If Windows still fails, switch methods instead of losing an hour. Try File Explorer for direct DCIM access, iCloud if the library already syncs, or AltTunes if you want a local export path built for Windows.

Can you transfer photos from iPhone to a Mac too?

Yes. On Mac, use the Photos app, Image Capture, AirDrop, or iCloud Photos. Connect the iPhone by USB, unlock it, trust the Mac, then import through Photos if you want the standard Apple route.

This article focuses on Windows because AltTunes is Windows-only and because Windows imports create most of the pain. If you are on Mac, Apple's built-in Photos and AirDrop options usually make more sense.

Bottom line

Use Windows Photos for a quick USB import. Use File Explorer when you want direct folder access. Use iCloud or Google Photos when wireless sync matters more than speed. Use AltTunes when you want to transfer photos from iPhone to computer without iCloud and keep the files local on a Windows PC.

If iTunes, iCloud storage, and random Windows import errors are already wasting your afternoon, try AltTunes as an iPhone file manager for Windows. It exports iPhone photos and videos to your PC and can also handle music, messages, contacts, files, and backups from the same place.

If you use more than one Softorino app, the Universal License bundles the core apps for about $3/month.

FAQ

What is the easiest way to transfer photos from iPhone to PC?

The easiest way is usually the Windows Photos app with a USB cable. Connect your iPhone, unlock it, tap Trust, open Photos on Windows, and import the pictures you want.

How do I transfer photos from iPhone to computer without iCloud?

Use USB with Windows Photos, copy files through File Explorer, or use AltTunes for a local Windows export. These methods move photos directly to your computer without relying on iCloud storage.

Why can't I copy photos from iPhone to PC?

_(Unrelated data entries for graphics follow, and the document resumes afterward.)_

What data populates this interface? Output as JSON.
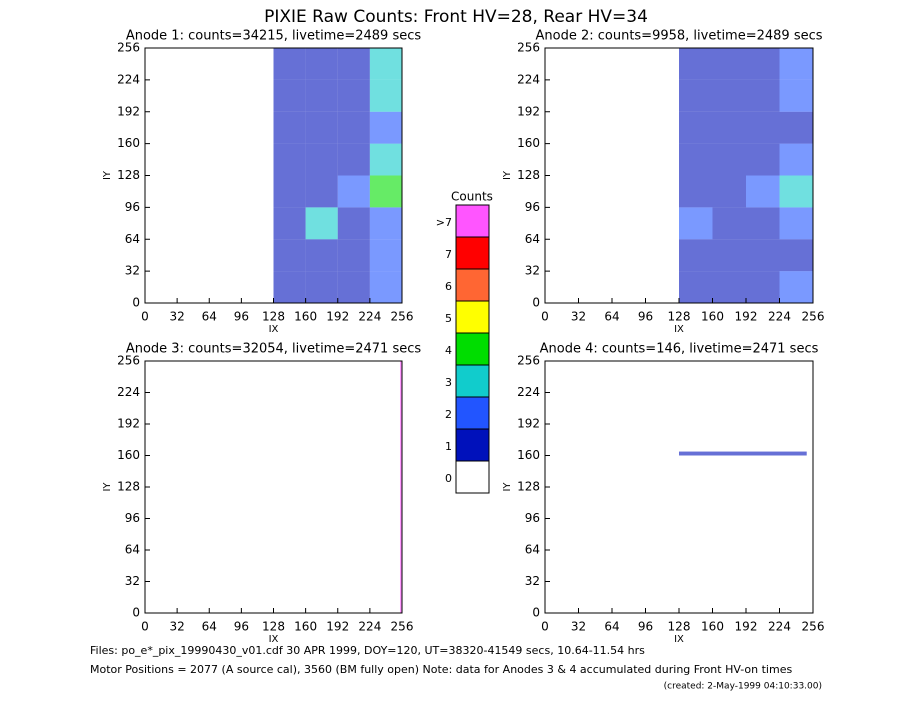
{
  "title": "PIXIE Raw Counts:  Front HV=28, Rear HV=34",
  "chart_data": [
    {
      "type": "heatmap",
      "title": "Anode 1: counts=34215, livetime=2489 secs",
      "x_label": "IX",
      "y_label": "IY",
      "xlim": [
        0,
        256
      ],
      "ylim": [
        0,
        256
      ],
      "xticks": [
        0,
        32,
        64,
        96,
        128,
        160,
        192,
        224,
        256
      ],
      "yticks": [
        0,
        32,
        64,
        96,
        128,
        160,
        192,
        224,
        256
      ],
      "xbins": [
        0,
        128,
        160,
        192,
        224,
        256
      ],
      "ybins": [
        0,
        32,
        64,
        96,
        128,
        160,
        192,
        224,
        256
      ],
      "z": [
        [
          0,
          1,
          1,
          1,
          2
        ],
        [
          0,
          1,
          1,
          1,
          2
        ],
        [
          0,
          1,
          3,
          1,
          2
        ],
        [
          0,
          1,
          1,
          2,
          4
        ],
        [
          0,
          1,
          1,
          1,
          3
        ],
        [
          0,
          1,
          1,
          1,
          2
        ],
        [
          0,
          1,
          1,
          1,
          3
        ],
        [
          0,
          1,
          1,
          1,
          3
        ]
      ]
    },
    {
      "type": "heatmap",
      "title": "Anode 2: counts=9958, livetime=2489 secs",
      "x_label": "IX",
      "y_label": "IY",
      "xlim": [
        0,
        256
      ],
      "ylim": [
        0,
        256
      ],
      "xticks": [
        0,
        32,
        64,
        96,
        128,
        160,
        192,
        224,
        256
      ],
      "yticks": [
        0,
        32,
        64,
        96,
        128,
        160,
        192,
        224,
        256
      ],
      "xbins": [
        0,
        128,
        160,
        192,
        224,
        256
      ],
      "ybins": [
        0,
        32,
        64,
        96,
        128,
        160,
        192,
        224,
        256
      ],
      "z": [
        [
          0,
          1,
          1,
          1,
          2
        ],
        [
          0,
          1,
          1,
          1,
          1
        ],
        [
          0,
          2,
          1,
          1,
          2
        ],
        [
          0,
          1,
          1,
          2,
          3
        ],
        [
          0,
          1,
          1,
          1,
          2
        ],
        [
          0,
          1,
          1,
          1,
          1
        ],
        [
          0,
          1,
          1,
          1,
          2
        ],
        [
          0,
          1,
          1,
          1,
          2
        ]
      ]
    },
    {
      "type": "heatmap",
      "title": "Anode 3: counts=32054, livetime=2471 secs",
      "x_label": "IX",
      "y_label": "IY",
      "xlim": [
        0,
        256
      ],
      "ylim": [
        0,
        256
      ],
      "xticks": [
        0,
        32,
        64,
        96,
        128,
        160,
        192,
        224,
        256
      ],
      "yticks": [
        0,
        32,
        64,
        96,
        128,
        160,
        192,
        224,
        256
      ],
      "xbins": [
        0,
        254,
        256
      ],
      "ybins": [
        0,
        256
      ],
      "z": [
        [
          0,
          8
        ]
      ]
    },
    {
      "type": "heatmap",
      "title": "Anode 4: counts=146, livetime=2471 secs",
      "x_label": "IX",
      "y_label": "IY",
      "xlim": [
        0,
        256
      ],
      "ylim": [
        0,
        256
      ],
      "xticks": [
        0,
        32,
        64,
        96,
        128,
        160,
        192,
        224,
        256
      ],
      "yticks": [
        0,
        32,
        64,
        96,
        128,
        160,
        192,
        224,
        256
      ],
      "xbins": [
        0,
        128,
        250,
        256
      ],
      "ybins": [
        0,
        160,
        164,
        256
      ],
      "z": [
        [
          0,
          0,
          0
        ],
        [
          0,
          1,
          0
        ],
        [
          0,
          0,
          0
        ]
      ]
    }
  ],
  "colorbar": {
    "title": "Counts",
    "values": [
      8,
      7,
      6,
      5,
      4,
      3,
      2,
      1,
      0
    ],
    "value_labels": [
      ">7",
      "7",
      "6",
      "5",
      "4",
      "3",
      "2",
      "1",
      "0"
    ],
    "colors": [
      "#ff55ff",
      "#ff0000",
      "#ff6633",
      "#ffff00",
      "#00dd00",
      "#11cccc",
      "#2255ff",
      "#0011bb",
      "#ffffff"
    ]
  },
  "footer": {
    "files": "Files: po_e*_pix_19990430_v01.cdf    30 APR 1999, DOY=120, UT=38320-41549 secs, 10.64-11.54 hrs",
    "motor": "Motor Positions = 2077 (A source cal), 3560 (BM fully open)    Note: data for Anodes 3 & 4 accumulated during Front HV-on times",
    "created": "(created:  2-May-1999 04:10:33.00)"
  }
}
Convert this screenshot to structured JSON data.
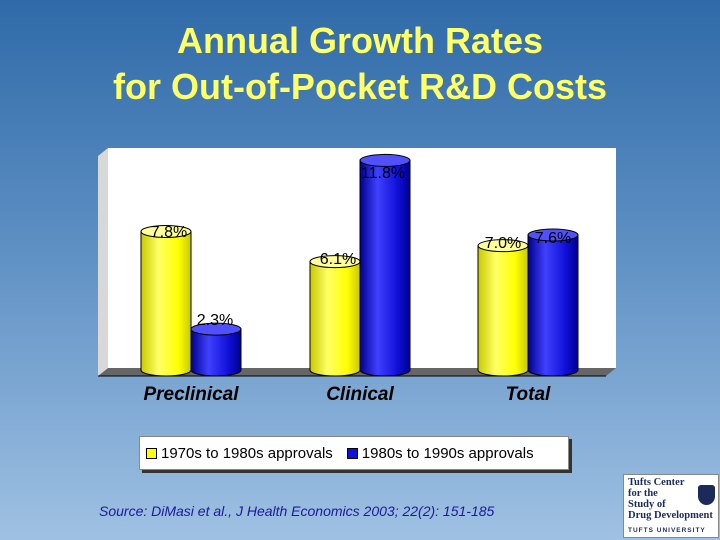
{
  "title": {
    "line1": "Annual Growth Rates",
    "line2": "for Out-of-Pocket R&D Costs"
  },
  "chart_data": {
    "type": "bar",
    "categories": [
      "Preclinical",
      "Clinical",
      "Total"
    ],
    "series": [
      {
        "name": "1970s to 1980s approvals",
        "values": [
          7.8,
          6.1,
          7.0
        ],
        "labels": [
          "7.8%",
          "6.1%",
          "7.0%"
        ],
        "color": "#ffff00"
      },
      {
        "name": "1980s to 1990s approvals",
        "values": [
          2.3,
          11.8,
          7.6
        ],
        "labels": [
          "2.3%",
          "11.8%",
          "7.6%"
        ],
        "color": "#1010d8"
      }
    ],
    "ylim": [
      0,
      12.5
    ],
    "grid": false,
    "legend_position": "bottom"
  },
  "legend": {
    "item1": "1970s to 1980s approvals",
    "item2": "1980s to 1990s approvals",
    "color1": "#ffff00",
    "color2": "#1010d8"
  },
  "source": "Source: DiMasi et al., J Health Economics 2003; 22(2): 151-185",
  "logo": {
    "lines": [
      "Tufts Center",
      "for the",
      "Study of",
      "Drug Development"
    ],
    "bottom": "TUFTS UNIVERSITY"
  }
}
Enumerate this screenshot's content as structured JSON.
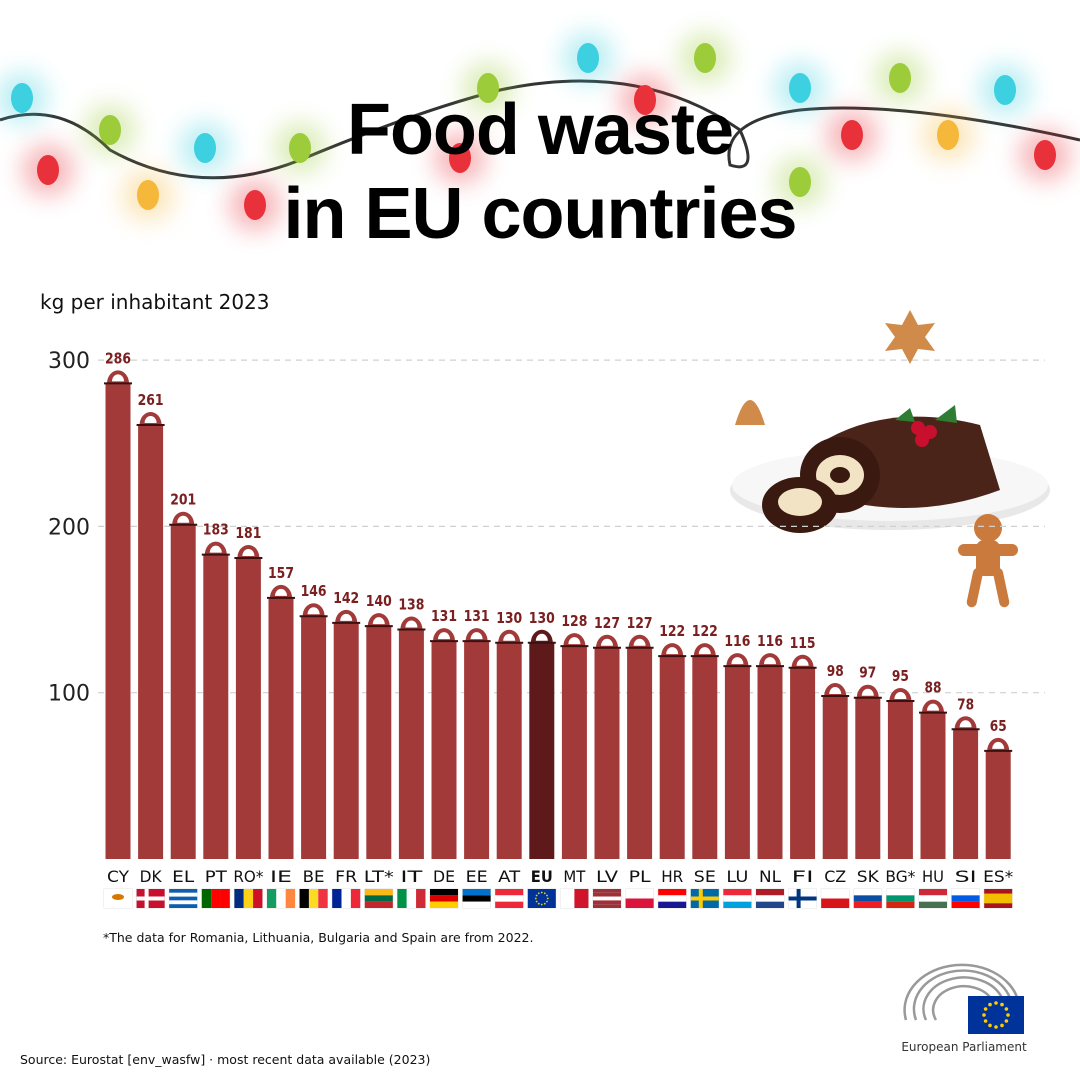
{
  "title_line1": "Food waste",
  "title_line2": "in EU countries",
  "footnote": "*The data for Romania, Lithuania, Bulgaria and Spain are from 2022.",
  "source": "Source: Eurostat [env_wasfw] · most recent data available (2023)",
  "logo": {
    "name": "European Parliament"
  },
  "colors": {
    "bar": "#a33a3a",
    "eu_bar": "#5e1a1a",
    "label": "#7a2020",
    "grid": "#d0d0d0"
  },
  "chart_data": {
    "type": "bar",
    "ylabel": "kg per inhabitant 2023",
    "ylim": [
      0,
      300
    ],
    "yticks": [
      "100",
      "200",
      "300"
    ],
    "ytick_values": [
      100,
      200,
      300
    ],
    "grid": "horizontal dashed",
    "categories": [
      "CY",
      "DK",
      "EL",
      "PT",
      "RO*",
      "IE",
      "BE",
      "FR",
      "LT*",
      "IT",
      "DE",
      "EE",
      "AT",
      "EU",
      "MT",
      "LV",
      "PL",
      "HR",
      "SE",
      "LU",
      "NL",
      "FI",
      "CZ",
      "SK",
      "BG*",
      "HU",
      "SI",
      "ES*"
    ],
    "values": [
      286,
      261,
      201,
      183,
      181,
      157,
      146,
      142,
      140,
      138,
      131,
      131,
      130,
      130,
      128,
      127,
      127,
      122,
      122,
      116,
      116,
      115,
      98,
      97,
      95,
      88,
      78,
      65
    ],
    "value_labels": [
      "286",
      "261",
      "201",
      "183",
      "181",
      "157",
      "146",
      "142",
      "140",
      "138",
      "131",
      "131",
      "130",
      "130",
      "128",
      "127",
      "127",
      "122",
      "122",
      "116",
      "116",
      "115",
      "98",
      "97",
      "95",
      "88",
      "78",
      "65"
    ],
    "highlight": "EU"
  },
  "flags": [
    {
      "t": "s",
      "c": [
        "#ffffff"
      ],
      "d": "h"
    },
    {
      "t": "x",
      "c": [
        "#c8102e",
        "#ffffff"
      ]
    },
    {
      "t": "s",
      "c": [
        "#0d5eaf",
        "#ffffff",
        "#0d5eaf",
        "#ffffff",
        "#0d5eaf"
      ],
      "d": "h"
    },
    {
      "t": "s",
      "c": [
        "#006600",
        "#ff0000",
        "#ff0000"
      ],
      "d": "v"
    },
    {
      "t": "s",
      "c": [
        "#002b7f",
        "#fcd116",
        "#ce1126"
      ],
      "d": "v"
    },
    {
      "t": "s",
      "c": [
        "#169b62",
        "#ffffff",
        "#ff883e"
      ],
      "d": "v"
    },
    {
      "t": "s",
      "c": [
        "#000000",
        "#fdda24",
        "#ef3340"
      ],
      "d": "v"
    },
    {
      "t": "s",
      "c": [
        "#002395",
        "#ffffff",
        "#ed2939"
      ],
      "d": "v"
    },
    {
      "t": "s",
      "c": [
        "#fdb913",
        "#006a44",
        "#c1272d"
      ],
      "d": "h"
    },
    {
      "t": "s",
      "c": [
        "#009246",
        "#ffffff",
        "#ce2b37"
      ],
      "d": "v"
    },
    {
      "t": "s",
      "c": [
        "#000000",
        "#dd0000",
        "#ffce00"
      ],
      "d": "h"
    },
    {
      "t": "s",
      "c": [
        "#0072ce",
        "#000000",
        "#ffffff"
      ],
      "d": "h"
    },
    {
      "t": "s",
      "c": [
        "#ed2939",
        "#ffffff",
        "#ed2939"
      ],
      "d": "h"
    },
    {
      "t": "s",
      "c": [
        "#003399"
      ],
      "d": "h"
    },
    {
      "t": "s",
      "c": [
        "#ffffff",
        "#cf142b"
      ],
      "d": "v"
    },
    {
      "t": "s",
      "c": [
        "#9e3039",
        "#9e3039",
        "#ffffff",
        "#9e3039",
        "#9e3039"
      ],
      "d": "h"
    },
    {
      "t": "s",
      "c": [
        "#ffffff",
        "#dc143c"
      ],
      "d": "h"
    },
    {
      "t": "s",
      "c": [
        "#ff0000",
        "#ffffff",
        "#171796"
      ],
      "d": "h"
    },
    {
      "t": "x",
      "c": [
        "#006aa7",
        "#fecc00"
      ]
    },
    {
      "t": "s",
      "c": [
        "#ed2939",
        "#ffffff",
        "#00a1de"
      ],
      "d": "h"
    },
    {
      "t": "s",
      "c": [
        "#ae1c28",
        "#ffffff",
        "#21468b"
      ],
      "d": "h"
    },
    {
      "t": "x",
      "c": [
        "#ffffff",
        "#003580"
      ]
    },
    {
      "t": "s",
      "c": [
        "#ffffff",
        "#d7141a"
      ],
      "d": "h"
    },
    {
      "t": "s",
      "c": [
        "#ffffff",
        "#0b4ea2",
        "#ee1c25"
      ],
      "d": "h"
    },
    {
      "t": "s",
      "c": [
        "#ffffff",
        "#00966e",
        "#d62612"
      ],
      "d": "h"
    },
    {
      "t": "s",
      "c": [
        "#ce2939",
        "#ffffff",
        "#477050"
      ],
      "d": "h"
    },
    {
      "t": "s",
      "c": [
        "#ffffff",
        "#005ce5",
        "#ff0000"
      ],
      "d": "h"
    },
    {
      "t": "s",
      "c": [
        "#aa151b",
        "#f1bf00",
        "#f1bf00",
        "#aa151b"
      ],
      "d": "h"
    }
  ]
}
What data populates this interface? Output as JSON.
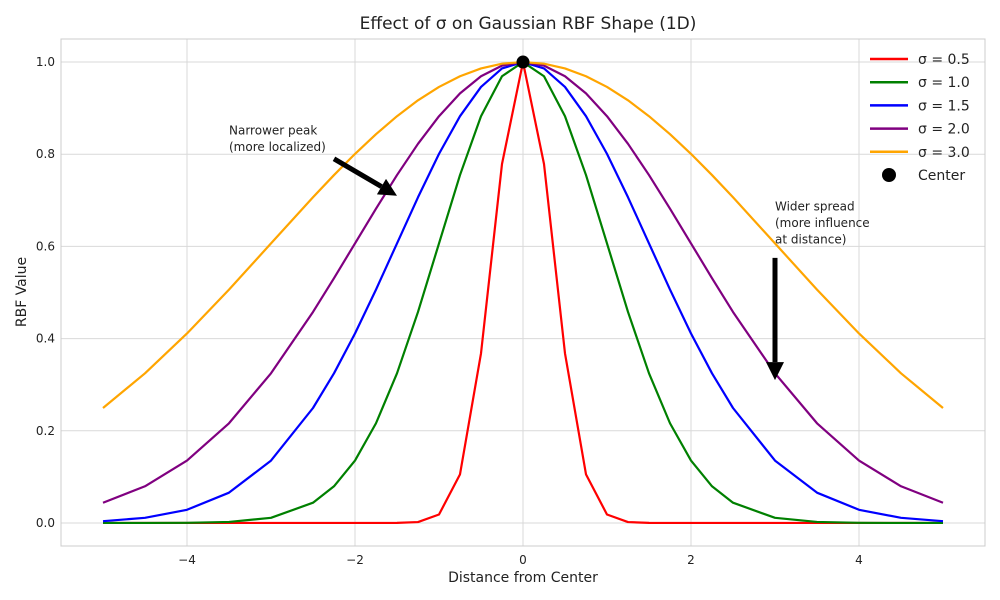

Common causes include a locked iPhone, a missing Trust prompt, a charge-only USB cable, iCloud originals that are not stored locally, or Windows failing to read the device. Start with the cable and Trust prompt before changing apps.

How do I transfer large amounts of pictures from iPhone to computer?

For a large library, use a wired transfer and keep the iPhone awake. File Explorer can work, but AltTunes is a cleaner choice for bulk export to a local Windows folder.

Can I transfer iPhone photos wirelessly?

Yes. Use iCloud Photos, Google Photos, or AltTunes Wi-Fi mode after the first pairing. For thousands of files, USB is still more reliable.

Can I save iPhone photos directly to an external hard drive?

Yes. Import or export the photos to your PC first, then choose the external drive as the destination folder. With AltTunes or File Explorer, you can select an external drive if it is connected and visible in Windows.